Konkurrenz für Shellac

Was steckt hinter dem Maniküre-Trend SNS-Nails?

SNS-Nails
Maniküre-Trend SNS-Nails: Im Gegensatz zu Shellac oder Gelnägeln wird nicht mit Lack, sondern losem Puder gearbeitet
Foto: Getty Images

Schluss mit Shellac- und Gelnägeln! Der neuste Maniküre-Hype heißt SNS-Nails und soll im Gegensatz zu den anderen Nageldesign-Methoden auch noch gesund für unsere Nägel sein. STYLEBOOK hat mit den Experten von Green Nails gesprochen und geklärt, was hinter SNS-Nails steckt und wie der Nagellack-Trend funktioniert.

Was bedeutet SNS-Nails?

Die Abkürzung SNS steht für „Signature Nail System“. Hierfür wird kein Nagellack, sondern loser Farbpuder verwendet. Im Gegensatz zur Gel- und Shellac-Methode handelt es sich hierbei auch noch um eine „gesunde“ Maniküre: Das im Pulver enthaltende Calcium stärkt die Nägel und muss nicht unter eine LED-Lampe aushärten, welche die Nägel angreifen könnte.

Auch interessant: Nagellack-Trends: Diese Farben kommen uns 2018 auf die Finger!

Wie funktioniert die Maniküre?

Zunächst werden die Nägel mit einer farblosen Gel-Grundierung lackiert, dann tupft man die Fingerspitzen in einen Topf mit fein gemahlenem Puder. Die Partikel bleiben an der noch feuchten Base haften. Zum Abschluss werden die Nägel auf Hochglanz poliert und mit einem Überlack versiegelt. Das Ergebnis soll ähnlich wie bei Shellac- und Gelnägeln vier bis sechs Wochen halten.
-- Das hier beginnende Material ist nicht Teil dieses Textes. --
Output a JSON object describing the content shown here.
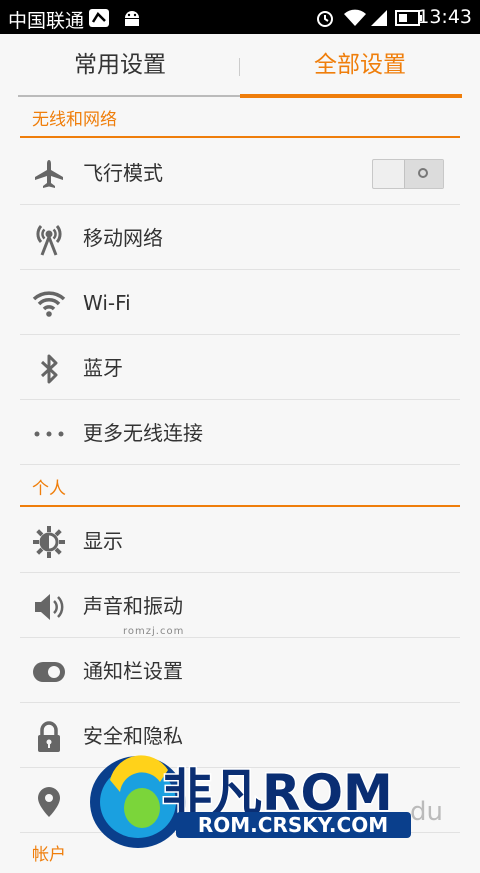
{
  "status_bar": {
    "carrier": "中国联通",
    "time": "13:43"
  },
  "tabs": {
    "left": "常用设置",
    "right": "全部设置"
  },
  "sections": [
    {
      "label": "无线和网络"
    },
    {
      "label": "个人"
    },
    {
      "label": "帐户"
    }
  ],
  "wireless_items": [
    {
      "label": "飞行模式",
      "icon": "airplane-icon",
      "toggle": false
    },
    {
      "label": "移动网络",
      "icon": "antenna-icon"
    },
    {
      "label": "Wi-Fi",
      "icon": "wifi-icon"
    },
    {
      "label": "蓝牙",
      "icon": "bluetooth-icon"
    },
    {
      "label": "更多无线连接",
      "icon": "more-icon"
    }
  ],
  "personal_items": [
    {
      "label": "显示",
      "icon": "brightness-icon"
    },
    {
      "label": "声音和振动",
      "icon": "speaker-icon"
    },
    {
      "label": "通知栏设置",
      "icon": "toggle-icon"
    },
    {
      "label": "安全和隐私",
      "icon": "lock-icon"
    },
    {
      "label": "",
      "icon": "location-icon"
    }
  ],
  "watermark": {
    "small": "romzj.com",
    "brand": "非凡ROM",
    "url": "ROM.CRSKY.COM",
    "suffix": "du"
  },
  "colors": {
    "accent": "#ef7e0b",
    "statusbar": "#000000",
    "background": "#f7f7f7"
  }
}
Nachteil: Das Prozedere inklusive Trocknen kann bis zu einer Stunde dauern.

Auch interessant: Maniküre-Trend „Rosenquarz-Nägel“

Gibt es Nachteile?

Wie auch beim Shellac, müssen die Nägel in Aceton aufgeweicht und die Farbe anschließend abgefeilt werden – das kann auf Dauer die Nägel austrocknen und schädigen. Preislich sind SNS-Nails kein Schnäppchen, sondern liegen im hohen Preissegment zwischen 40 und 60 Euro. Bisher wird die SNS-Nails-Maniküre in Deutschland nur in ausgewählten Studios angeboten.